Assistir em directo: Vídeo

Nas reportagens do El País os relatos são desoladores. No dia 11 de Setembro sentiram-se as primeiras manifestações sísmicas e a ilha ficou em alerta;  no Domingo a lava começou a brotar do interior da terra forçando até ao momento a evacuação dos habitantes de vários povoados. As pessoas perderam as casas e viram as dos seus familiares e amigos desaparecer enterradas pela lava sem que nada pudesse ser feito a não ser olhar o desastre. Nelas, umas singelas, outras bem equipadas, ficaram soterrados os haveres que não puderam ser retirados a tempo. Houve quem tivesse perdido tudo o que tinha. Num povoado, para evitar pilhagens, os habitantes só se acompanhados de bombeiros ou polícias é que eram autorizados a retirar das suas moradas  documentos, fotografias, objectos, o que fosse possível. Tinham uma hora para o fazer e partir para local seguro, moradas de familiares e amigos, ou espaços improvisados, como um quartel, sabendo que, provavelmente,  o lar onde muitos viveram toda a vida ia ser esmagado por uma parede de  6 metros de lava incandescente que avançava devagar mas imparável naquela direcção. 

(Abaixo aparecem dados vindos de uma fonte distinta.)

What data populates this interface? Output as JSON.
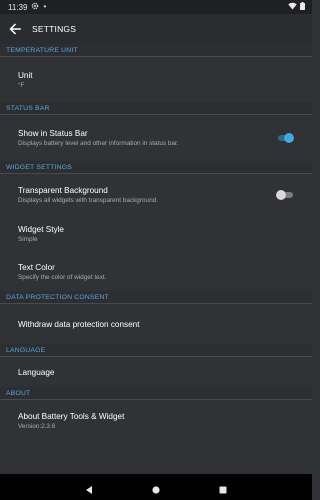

No canal Ruptly, no Youtube, um vídeo sem qualquer locução com os residentes a carregarem carrinhas e automóveis acumula comentários solidários: são três longos e angustiantes minutos de filmagem. Ao longe ouve-se o rugir do vulcão e a lava, bem próxima das habitações, fumegante, avança, com o seu som crepitante característico, enquanto todos carregam carrinhas e carros, à pressa. Os objectos são variados, de colchões a sapatos, da TV led às pilhas de roupa em cruzetas, entre choros. Móveis carregados de fotos e bugigangas, são transportados tal e qual para dentro dos veículos. Algumas caem pelo caminho. Uma senhora desce um lanço de escadas onde se acumula cinza negra abraçando  um vaso com uma planta que também não merece ficar para trás. 

As ilhas Canárias têm origem vulcânica. Foram originadas por vulcões marinhos em erupção, expelindo e acumulando lava, que eventualmente alcançou a superfície originando as sete ilhas do arquipélago. A  acumulação de magma, rocha derretida, na base da construção vulcânica de La Palma, entre 6 e 8 quilômetros de profundidade, magma que vem do manto terrestre, gerado numa área que se chama astenosfera e que está localizada a algumas dezenas de quilómetros de profundidade, está na origem da erupção na área florestal de Cabeza de Vaca, felizmente desabitada. Um pequeno terremoto foi detectado, seguido por uma grande explosão, uma enorme coluna de fumo e a expulsão de piroclastos, isto é, rocha vulcânica. O magma provocou duas fissuras, duas bocas eruptivas na montanha, pelas quais a lava passou a escorrer a uns 300 metros por hora, mais lenta do que os 700 metros por hora inicialmente calculados. Mais tarde passariam a sete bocas. Desde que o fenómeno começou, foram registados mais de 6.600 pequenos tremores na região da Cumbre Vieja e 6 mil a 9 mil toneladas diárias de dióxido de enxofre (SO2) são expelidas diariamente. 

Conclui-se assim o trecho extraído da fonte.